The town of Hardai is considered the city of Anubis and remains the cult center. It was typically called Cynopolic, which translates into "City of the Dog." Within the town, dogs have roamed freely for thousands of years. The dogs wander through Anubis' temple. In ancient times, many of the dogs were bred to act as a sacrifice to Anubis. Also, people would bring mummified dogs to the temple to bestow as offerings to Anubis.
Although dogs were regularly sacrificed to Anubis, harming any canine in Egypt that was not acting as a sacrifice was strictly forbidden. Canines were honored by the people of Egypt. It was not uncommon that when a beloved pet would die, the owner would shave his head and eyebrows to show honor to the deceased animal and let the world know how deeply he was grieved.

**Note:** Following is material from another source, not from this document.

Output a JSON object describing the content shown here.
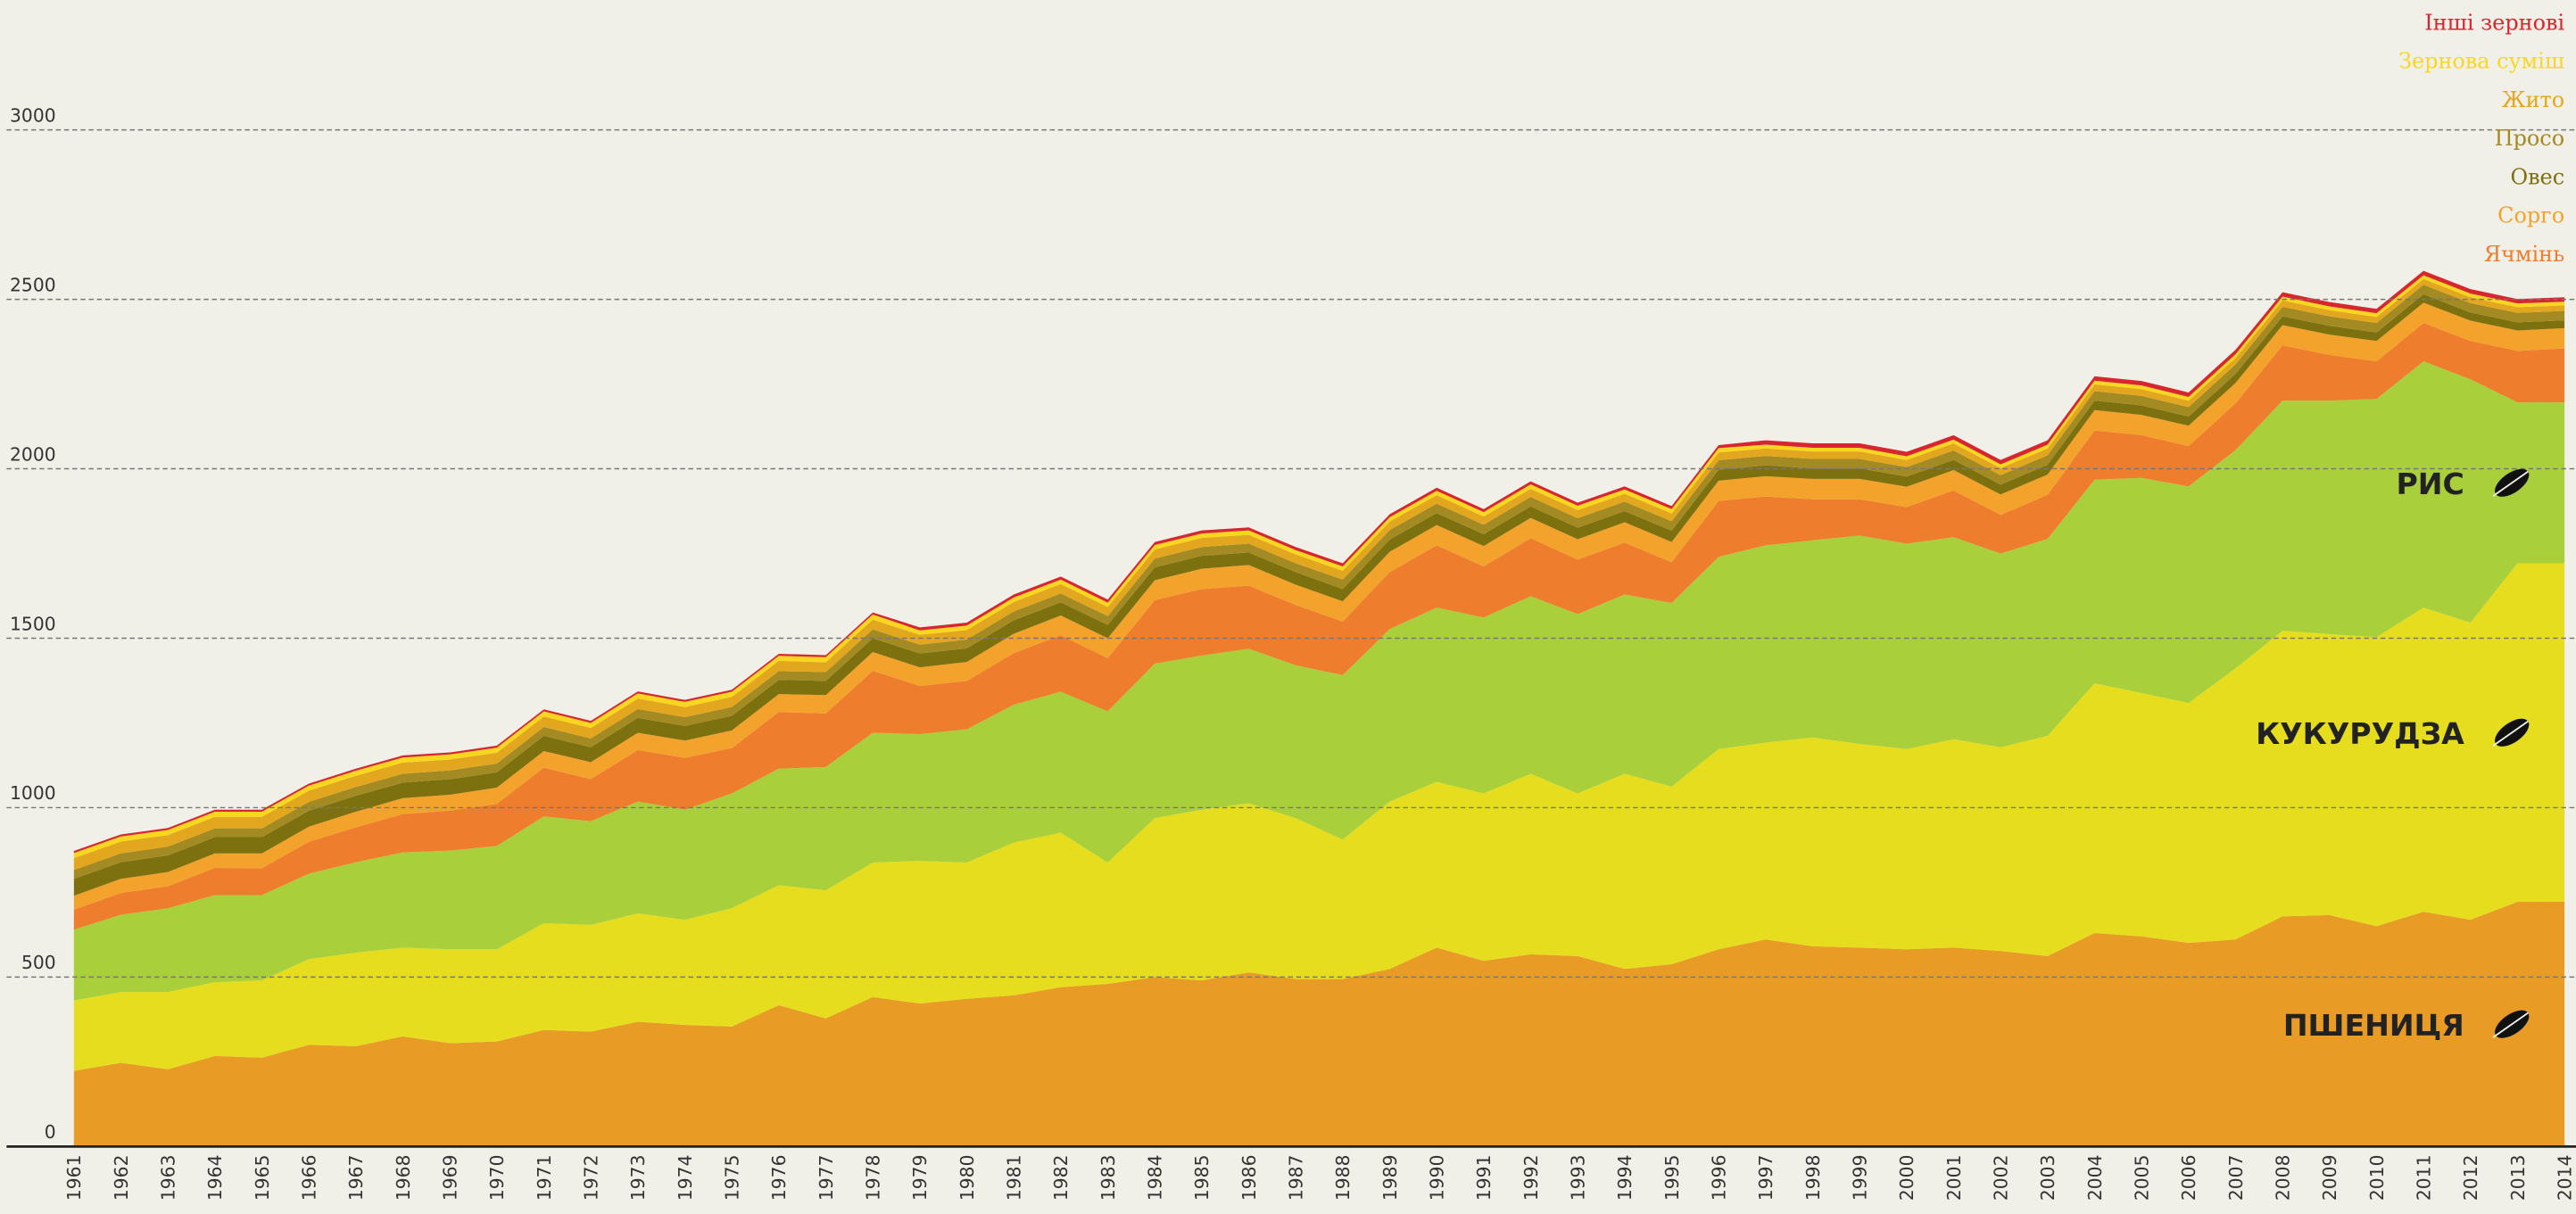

In addition to leading the dead to judgment, Anubis was also the god of death and embalming. Often wild dogs and jackals would visit many cemeteries, and the Egyptian priests believed they were an omen showing that Anubis was watching over the dead and the funeral process. The priests would also wear a mask of Anubis during embalming and the funeral procession.
Many stories and legends surround Anubis. The canine god is believed to have helped embalm Osiris following his death at the hands of Seth. Having Anubis oversee the process showed great favor and respect towards Osiris.
In the early days, before the First Dynasty, Anubis was referred to as Anpu or Inpu. When translated, the name means, 'Royal Child.' Many historians believe that Anubis was far more significant than even Osis. He is depicted in many structures throughout the ancient world. Prayers to Anubis are carved into many temples and tombs.
Giza Dog Name Considerations
In Egypt, dogs were once the beloved companions of the pharoahs and the royals. They were valued for their intelligence, companionship, and hunting skills. Packs of dogs would often trot along beside the chariots on hunting trips when going to battle, or other outings. The canines were also used as guards and sentinels to alert anyone over anything amiss. Even the religion of the Egyptians honored dogs. Dogs and cats all held special places in the hearts of Egyptians. The animals were so favored that they would often be mummified and buried in tombs right alongside their owners.
In the Valley of the Kings, constructed beside the great pyramids of Giza, sits the half dog/leopard and half pharaoh statue known as the Sphinx. No one is sure exactly what the creature's function served. Perhaps it was supposed to guard the grand pyramids, or maybe it was constructed to honor the gods. Nonetheless, the dog and cat resemblance is very noticeable in the statue's construction.
If you want to pick the perfect name for your canine companion that focuses on your fascination with Giza, then you could choose one of the names of the great pyramids: Khufu, Khafre, or Menkaure.